1.4.0.0 Physical Activity and Exercise
Recommendations
13.5 Exercise is recommended for all youth with type 1 diabetes with the goal of 60 min of moderate-to vigorous-intensity aerobic activity daily, with vigorous muscle-strengthening and bone-strengthening activities at least 3 days per week. C
13.6 Education about frequent patterns of glycemia during and after exercise, which may include initial transient hyperglycemia followed by hypoglycemia, is essential. Families should also receive education on prevention and management of hypoglycemia during and after exercise, including ensuring patients have a preexercise glucose level of 90–250 mg/dL (5–13 mmol/L) and accessible carbohydrates before engaging in activity, individualized according to the type/intensity of the planned physical activity. E
13.7 Patients should be educated on strategies to prevent hypoglycemia during exercise, after exercise, and overnight following exercise, which may include reducing prandial insulin dosing for the meal/snack preceding (and, if needed, following) exercise, increasing carbohydrate intake, eating bedtime snacks, using continuous glucose monitoring, and/or reducing basal insulin doses. C
13.8 Frequent glucose monitoring before, during, and after exercise, with or without use of continuous glucose monitoring, is important to prevent, detect, and treat hypoglycemia and hyperglycemia with exercise. C
Exercise positively affects insulin sensitivity, physical fitness, strength building, weight management, social interaction, mood, self-esteem building, and creation of healthful habits for adulthood, but it also has the potential to cause both hypoglycemia and hyperglycemia.

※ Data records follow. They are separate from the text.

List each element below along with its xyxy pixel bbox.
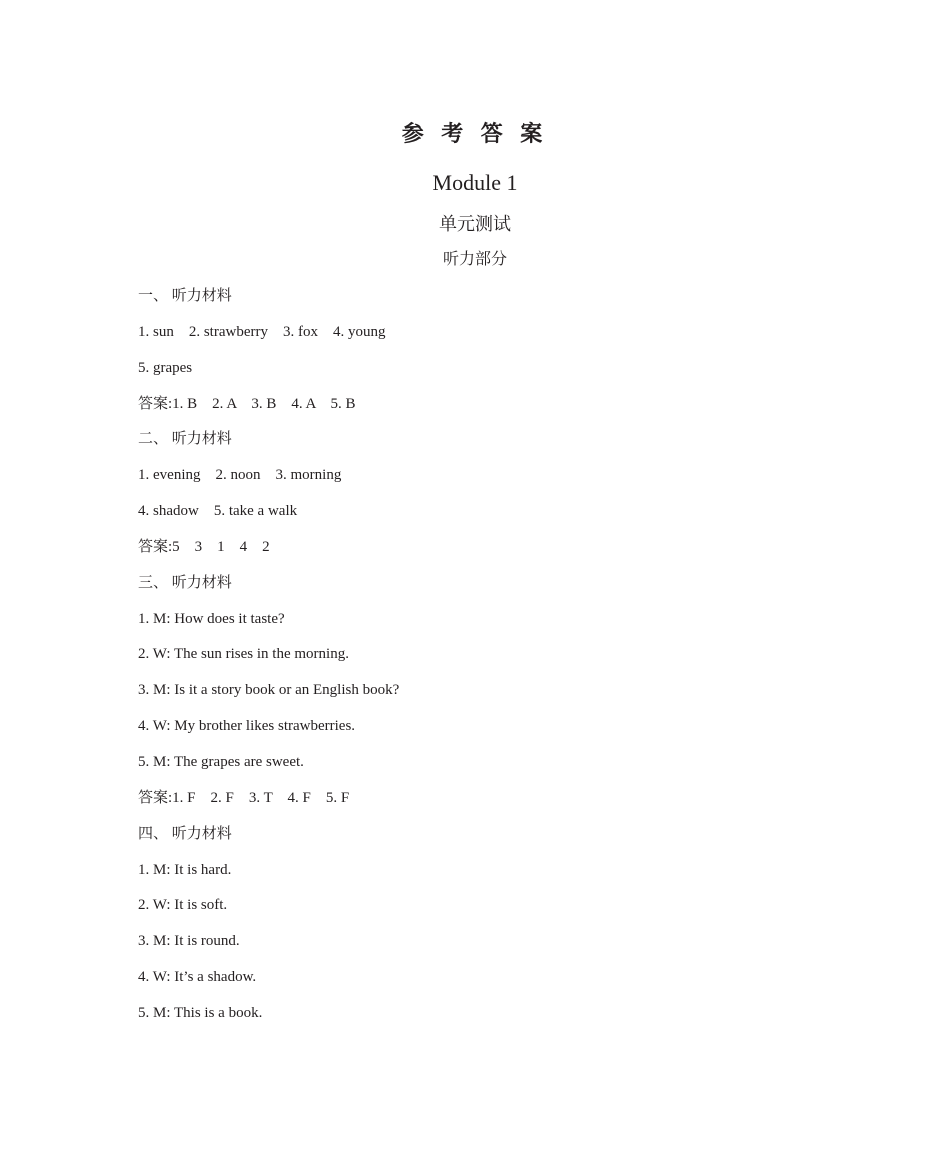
section-3-answer: 答案:1. F 2. F 3. T 4. F 5. F bbox=[138, 789, 350, 806]
section-2-items-b: 4. shadow 5. take a walk bbox=[138, 503, 298, 520]
section-1-answer: 答案:1. B 2. A 3. B 4. A 5. B bbox=[138, 395, 356, 412]
section-1-items-a: 1. sun 2. strawberry 3. fox 4. young bbox=[138, 323, 386, 340]
section-3-item-4: 4. W: My brother likes strawberries. bbox=[138, 718, 356, 735]
section-3-item-1: 1. M: How does it taste? bbox=[138, 610, 285, 627]
page-title: 参 考 答 案 bbox=[401, 121, 549, 146]
section-2-heading: 二、 听力材料 bbox=[138, 431, 232, 448]
section-1-heading: 一、 听力材料 bbox=[138, 288, 232, 304]
section-3-heading: 三、 听力材料 bbox=[138, 574, 232, 591]
section-2-items-a: 1. evening 2. noon 3. morning bbox=[138, 467, 342, 484]
answer-content bbox=[138, 284, 838, 1037]
section-4-item-3: 3. M: It is round. bbox=[138, 933, 240, 950]
listening-section-heading: 听力部分 bbox=[442, 251, 507, 268]
section-3-item-5: 5. M: The grapes are sweet. bbox=[138, 753, 304, 770]
section-4-item-4: 4. W: It’s a shadow. bbox=[138, 969, 257, 986]
section-2-answer: 答案:5 3 1 4 2 bbox=[138, 538, 270, 555]
unit-test-heading: 单元测试 bbox=[439, 214, 511, 234]
section-3-item-3: 3. M: Is it a story book or an English book? bbox=[138, 682, 400, 699]
section-3-item-2: 2. W: The sun rises in the morning. bbox=[138, 646, 349, 663]
section-4-item-2: 2. W: It is soft. bbox=[138, 897, 228, 914]
section-1-items-b: 5. grapes bbox=[138, 359, 193, 376]
section-4-item-5: 5. M: This is a book. bbox=[138, 1004, 263, 1021]
section-4-heading: 四、 听力材料 bbox=[138, 825, 232, 842]
section-4-item-1: 1. M: It is hard. bbox=[138, 861, 232, 878]
module-heading: Module 1 bbox=[432, 170, 518, 195]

See below for strategies to mitigate hypoglycemia risk and minimize hyperglycemia with exercise. For an in-depth discussion, see recently published reviews and guidelines (11-13).

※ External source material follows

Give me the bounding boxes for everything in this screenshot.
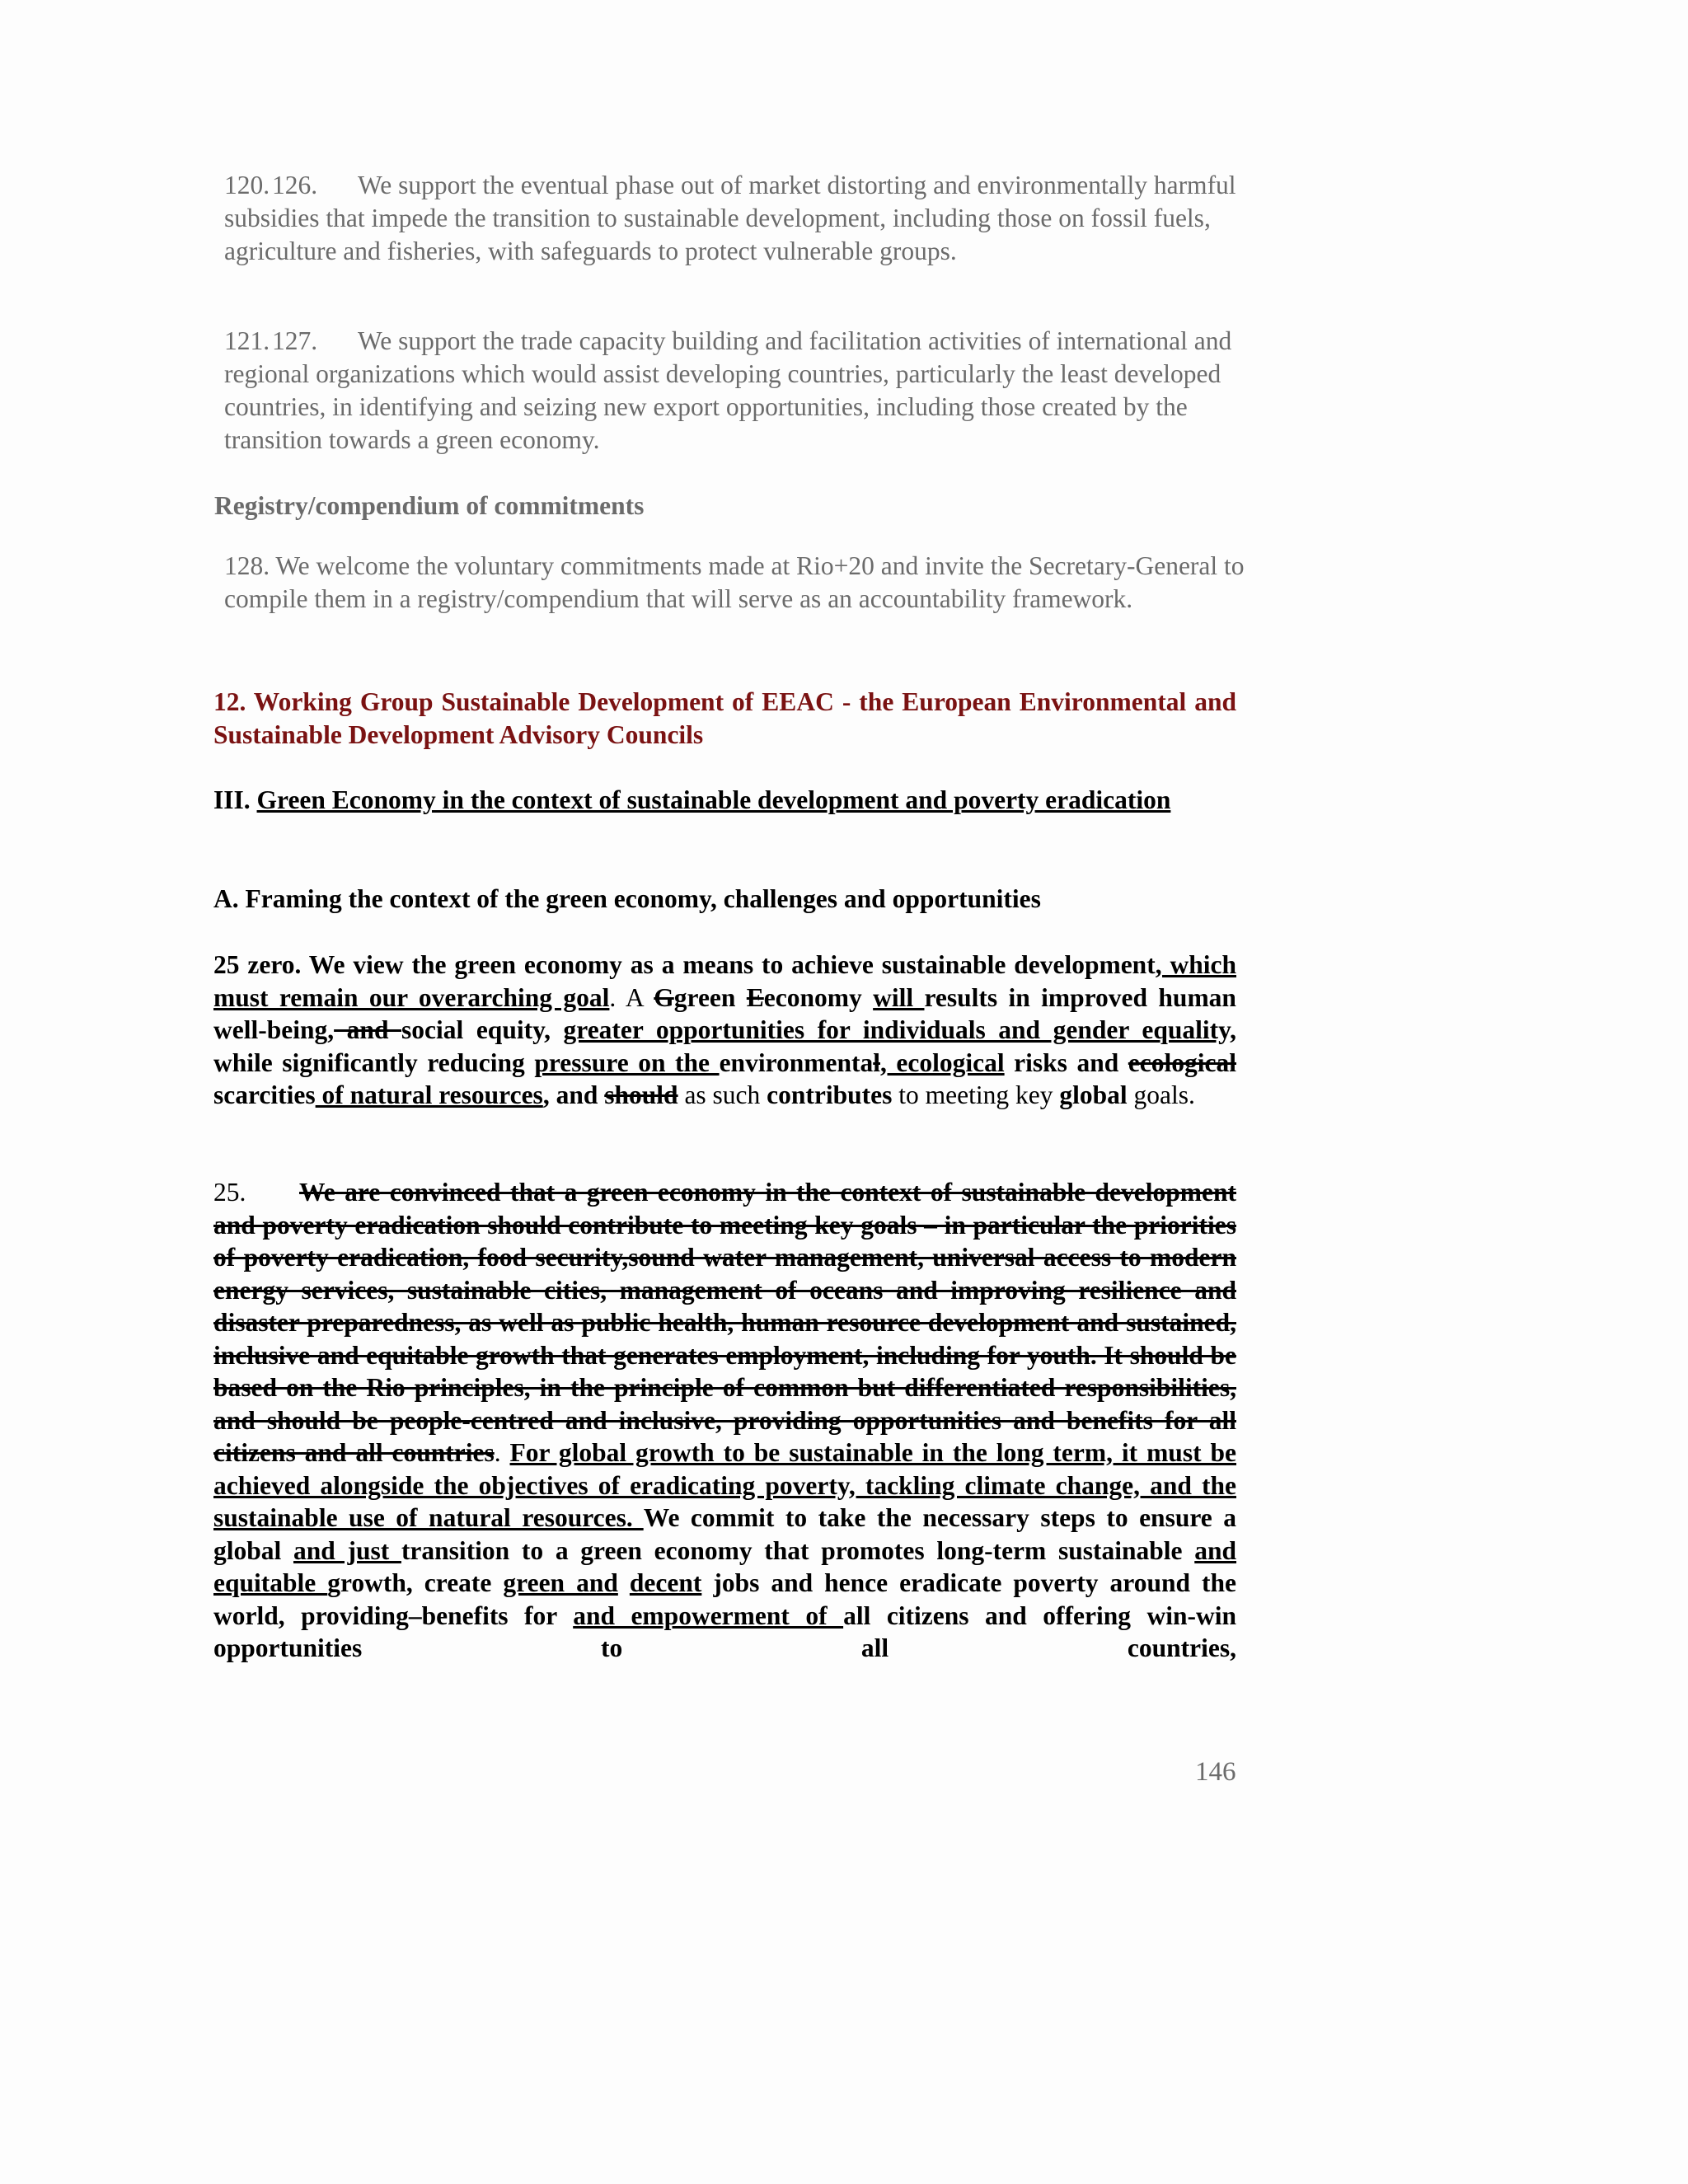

Overall, it is recommended that youth with type 1 diabetes participate in 60 min of moderate- (e.g., brisk walking, dancing) to vigorous- (e.g., running, jumping rope intensity aerobic activity daily, including resistance and flexibility training (14). Although uncommon in the pediatric population, patients should be medically evaluated for comorbid conditions or diabetes complications that may restrict participation in an exercise program. As hyperglycemia can occur before, during, and after physical activity, it is important to ensure that the elevated glucose level is not related to insulin deficiency that would lead to worsening hyperglycemia with exercise and ketosis risk. Intense activity should be postponed with marked hyperglycemia (glucose ≥350 mg/dL [19.4 mmol/L]), moderate to large urine ketones, and/or b-hydroxybutyrate (B-OHB) >1.5 mmol/L. Caution may be needed when B-OHB levels are ≥0.6 mmol/L (10,11).

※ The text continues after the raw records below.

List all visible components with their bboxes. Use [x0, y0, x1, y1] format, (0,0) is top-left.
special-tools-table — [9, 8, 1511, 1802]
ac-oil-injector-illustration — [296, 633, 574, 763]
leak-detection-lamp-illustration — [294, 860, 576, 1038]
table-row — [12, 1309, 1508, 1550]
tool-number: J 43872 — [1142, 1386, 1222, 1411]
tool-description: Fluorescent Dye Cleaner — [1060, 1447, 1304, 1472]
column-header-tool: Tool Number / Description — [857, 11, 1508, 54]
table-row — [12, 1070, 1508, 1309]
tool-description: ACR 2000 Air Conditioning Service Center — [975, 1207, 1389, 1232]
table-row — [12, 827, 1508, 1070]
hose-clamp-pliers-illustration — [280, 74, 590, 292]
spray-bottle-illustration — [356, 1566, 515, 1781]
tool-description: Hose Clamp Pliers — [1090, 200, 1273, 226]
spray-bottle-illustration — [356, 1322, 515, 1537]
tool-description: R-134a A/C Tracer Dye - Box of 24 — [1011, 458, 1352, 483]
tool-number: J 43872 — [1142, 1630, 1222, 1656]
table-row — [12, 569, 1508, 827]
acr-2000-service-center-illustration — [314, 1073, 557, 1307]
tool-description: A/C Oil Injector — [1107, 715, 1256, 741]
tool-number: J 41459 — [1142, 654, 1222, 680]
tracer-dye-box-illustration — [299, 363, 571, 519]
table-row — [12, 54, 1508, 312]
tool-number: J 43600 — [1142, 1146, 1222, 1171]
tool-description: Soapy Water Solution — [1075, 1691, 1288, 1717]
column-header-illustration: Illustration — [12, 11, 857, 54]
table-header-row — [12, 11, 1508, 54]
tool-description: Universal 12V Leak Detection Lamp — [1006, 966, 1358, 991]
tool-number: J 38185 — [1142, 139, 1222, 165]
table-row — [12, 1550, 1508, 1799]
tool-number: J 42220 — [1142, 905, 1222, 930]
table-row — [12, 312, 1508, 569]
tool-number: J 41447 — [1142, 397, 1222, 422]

The prevention and treatment of hypoglycemia associated with physical activity include decreasing the prandial insulin for the meal/snack before exercise and/or increasing food intake. Patients on insulin pumps can lower basal rates by ~10–50% or more or suspend for 1–2 h during exercise (15). Decreasing basal rates or long acting insulin doses by ~20% after exercise may reduce delayed exercise-induced hypoglycemia (16). Accessible rapid-acting carbohydrates and frequent blood glucose monitoring before, during, and after exercise, with or without continuous glucose monitoring, maximize safety with exercise.
Blood glucose targets prior to exercise should be 90–250 mg/dL (5.0–13.9 mmol/L). Consider additional carbohydrate intake during and/or after exercise, depending on the duration and intensity of physical activity, to prevent hypoglycemia. For low- to moderate-intensity aerobic activities (30-60 min), and if the patient is fasting, 10-15 g of carbohydrate may prevent hypoglycemia (17). After insulin boluses (relative hyperinsulinemia), consider 0.5–1.0 g of carbohydrates/kg per hour of exercise (~30–60 g), which is similar to carbohydrate requirements to optimize performance in athletes without type 1 diabetes (18-20).
In addition, obesity is as common in children and adolescents with type 1 diabetes as in those without diabetes. It is associated with higher frequency of cardiovascular risk factors, and it disproportionately affects racial/ethnic minorities in the U.S. (21-25). Therefore, diabetes care providers should monitor weight status and encourage a healthy diet, exercise, and healthy weight as key components of pediatric type 1 diabetes care.